In my limited experience, the brand-name Western fashion labels are no less expensive in Asia than in the States, if you shop at a legitimate department store. There are knock-offs of just about everything you can imagine, from iPhones to running shoes to DVDs to Smart ForTwo automobiles, but the quality is often suspect and there’s a remote chance the items could be seized by customs on your return. I actually saw a list of the top ten iPhones clones somewhere on the Internet, which suggests there are a lot more than ten. Some copy the design down to the Apple logo. 
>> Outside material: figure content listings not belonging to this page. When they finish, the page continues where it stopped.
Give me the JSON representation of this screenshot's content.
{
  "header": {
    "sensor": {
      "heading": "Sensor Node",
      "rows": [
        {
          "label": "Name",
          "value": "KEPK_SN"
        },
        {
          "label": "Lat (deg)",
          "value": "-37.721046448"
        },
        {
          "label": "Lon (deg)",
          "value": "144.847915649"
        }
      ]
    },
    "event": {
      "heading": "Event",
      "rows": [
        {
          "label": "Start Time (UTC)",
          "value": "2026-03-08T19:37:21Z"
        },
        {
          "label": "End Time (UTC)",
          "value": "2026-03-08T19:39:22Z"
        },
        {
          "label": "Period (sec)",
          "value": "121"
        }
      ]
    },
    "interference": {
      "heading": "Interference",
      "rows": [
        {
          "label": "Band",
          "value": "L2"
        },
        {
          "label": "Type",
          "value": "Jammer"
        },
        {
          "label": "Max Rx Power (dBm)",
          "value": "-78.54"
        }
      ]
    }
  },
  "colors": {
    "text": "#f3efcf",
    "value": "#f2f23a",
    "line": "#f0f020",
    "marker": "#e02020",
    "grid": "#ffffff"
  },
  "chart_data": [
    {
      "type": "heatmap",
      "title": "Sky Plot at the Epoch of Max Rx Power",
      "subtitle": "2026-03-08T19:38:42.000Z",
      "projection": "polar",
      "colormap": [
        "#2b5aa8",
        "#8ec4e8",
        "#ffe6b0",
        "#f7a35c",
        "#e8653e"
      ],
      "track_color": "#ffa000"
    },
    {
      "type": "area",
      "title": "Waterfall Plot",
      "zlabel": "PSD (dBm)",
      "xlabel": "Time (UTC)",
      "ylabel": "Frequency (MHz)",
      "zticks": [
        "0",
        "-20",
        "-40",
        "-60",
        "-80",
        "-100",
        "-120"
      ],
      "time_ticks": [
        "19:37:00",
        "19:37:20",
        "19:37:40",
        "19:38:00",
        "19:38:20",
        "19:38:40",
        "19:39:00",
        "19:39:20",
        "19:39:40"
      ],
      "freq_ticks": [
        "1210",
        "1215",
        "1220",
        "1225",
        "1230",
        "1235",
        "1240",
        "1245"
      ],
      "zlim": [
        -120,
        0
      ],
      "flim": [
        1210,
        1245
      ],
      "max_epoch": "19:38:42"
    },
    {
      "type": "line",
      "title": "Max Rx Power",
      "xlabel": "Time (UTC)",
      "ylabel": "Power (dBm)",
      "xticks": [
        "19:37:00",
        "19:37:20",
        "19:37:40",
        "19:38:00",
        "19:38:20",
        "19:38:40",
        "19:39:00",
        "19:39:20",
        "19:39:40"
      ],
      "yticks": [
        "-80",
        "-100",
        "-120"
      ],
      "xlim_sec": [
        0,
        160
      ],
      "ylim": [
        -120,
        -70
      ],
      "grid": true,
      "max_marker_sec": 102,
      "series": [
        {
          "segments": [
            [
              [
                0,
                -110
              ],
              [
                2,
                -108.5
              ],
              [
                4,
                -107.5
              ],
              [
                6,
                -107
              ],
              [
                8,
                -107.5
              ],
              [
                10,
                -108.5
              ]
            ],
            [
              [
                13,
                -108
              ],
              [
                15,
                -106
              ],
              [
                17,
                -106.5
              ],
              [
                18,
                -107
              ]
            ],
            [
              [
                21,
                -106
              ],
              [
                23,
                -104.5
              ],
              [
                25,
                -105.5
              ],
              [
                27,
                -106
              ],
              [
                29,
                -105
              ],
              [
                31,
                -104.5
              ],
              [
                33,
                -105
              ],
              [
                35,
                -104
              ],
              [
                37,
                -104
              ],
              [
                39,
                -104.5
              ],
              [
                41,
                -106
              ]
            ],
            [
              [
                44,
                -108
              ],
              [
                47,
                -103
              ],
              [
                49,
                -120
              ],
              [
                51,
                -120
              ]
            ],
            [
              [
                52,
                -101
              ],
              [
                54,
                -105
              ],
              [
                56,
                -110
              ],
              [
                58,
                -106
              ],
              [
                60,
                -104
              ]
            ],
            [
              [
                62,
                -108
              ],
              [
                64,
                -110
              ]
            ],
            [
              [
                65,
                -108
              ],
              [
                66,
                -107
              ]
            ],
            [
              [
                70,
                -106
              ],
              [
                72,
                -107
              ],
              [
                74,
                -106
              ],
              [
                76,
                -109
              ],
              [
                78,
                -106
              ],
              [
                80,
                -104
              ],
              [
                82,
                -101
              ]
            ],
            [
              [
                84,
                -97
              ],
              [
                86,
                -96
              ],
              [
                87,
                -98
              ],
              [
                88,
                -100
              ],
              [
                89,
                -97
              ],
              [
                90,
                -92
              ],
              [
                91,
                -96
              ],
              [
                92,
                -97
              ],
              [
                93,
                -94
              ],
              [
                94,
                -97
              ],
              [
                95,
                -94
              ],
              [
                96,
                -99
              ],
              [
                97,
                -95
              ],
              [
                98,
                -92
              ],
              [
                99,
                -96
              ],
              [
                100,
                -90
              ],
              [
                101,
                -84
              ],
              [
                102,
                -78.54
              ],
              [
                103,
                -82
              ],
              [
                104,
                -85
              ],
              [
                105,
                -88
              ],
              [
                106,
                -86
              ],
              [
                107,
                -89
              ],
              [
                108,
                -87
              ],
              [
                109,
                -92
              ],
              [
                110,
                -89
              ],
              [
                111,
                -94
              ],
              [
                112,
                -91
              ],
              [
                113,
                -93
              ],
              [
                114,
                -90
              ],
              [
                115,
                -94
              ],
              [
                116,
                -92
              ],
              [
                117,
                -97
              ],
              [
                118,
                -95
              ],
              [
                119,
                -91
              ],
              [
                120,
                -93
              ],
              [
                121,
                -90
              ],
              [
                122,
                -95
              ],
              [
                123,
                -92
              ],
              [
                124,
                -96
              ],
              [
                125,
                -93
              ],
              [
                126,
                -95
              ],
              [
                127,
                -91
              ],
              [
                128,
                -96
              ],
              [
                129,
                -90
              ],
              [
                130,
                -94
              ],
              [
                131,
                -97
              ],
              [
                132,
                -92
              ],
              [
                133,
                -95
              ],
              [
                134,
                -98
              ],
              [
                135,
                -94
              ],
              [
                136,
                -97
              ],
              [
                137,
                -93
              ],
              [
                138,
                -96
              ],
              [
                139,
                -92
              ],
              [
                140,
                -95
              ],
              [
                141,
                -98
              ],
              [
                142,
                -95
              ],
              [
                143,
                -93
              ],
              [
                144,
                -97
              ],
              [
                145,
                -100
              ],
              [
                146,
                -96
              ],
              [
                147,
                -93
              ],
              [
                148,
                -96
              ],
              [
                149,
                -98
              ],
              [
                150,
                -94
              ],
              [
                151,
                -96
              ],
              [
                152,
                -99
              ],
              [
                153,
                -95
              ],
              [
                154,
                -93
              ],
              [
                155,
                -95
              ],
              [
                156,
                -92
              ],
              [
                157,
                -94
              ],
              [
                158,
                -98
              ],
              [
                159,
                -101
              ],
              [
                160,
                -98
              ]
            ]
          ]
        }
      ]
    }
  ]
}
Sizes can be a problem, particularly if you’re a bodybuilder, obese or unusually tall. This can reportedly be an issue with anything from motorcycle helmets to condoms. I still pump iron, although not as diligently as I used to. While I’m nowhere near the size of the guys who compete, an XXXL shirt bought in Thailand is tight around the shoulders and chest. I like to get t-shirts with custom-embroidered slogans, which is cheap at a shop I found that doesn’t charge the hundred-dollar set-up fee imposed by many shops in the States. I brought a dozen blank shirts from the States because I can’t find t-shirts in my size. 

You can’t fling a copy of GQ down the street without hitting at least one custom tailor, or one of the hawkers standing outside the shop trying to corral tourists, but another thread suggests many of them may have quality issues.


----------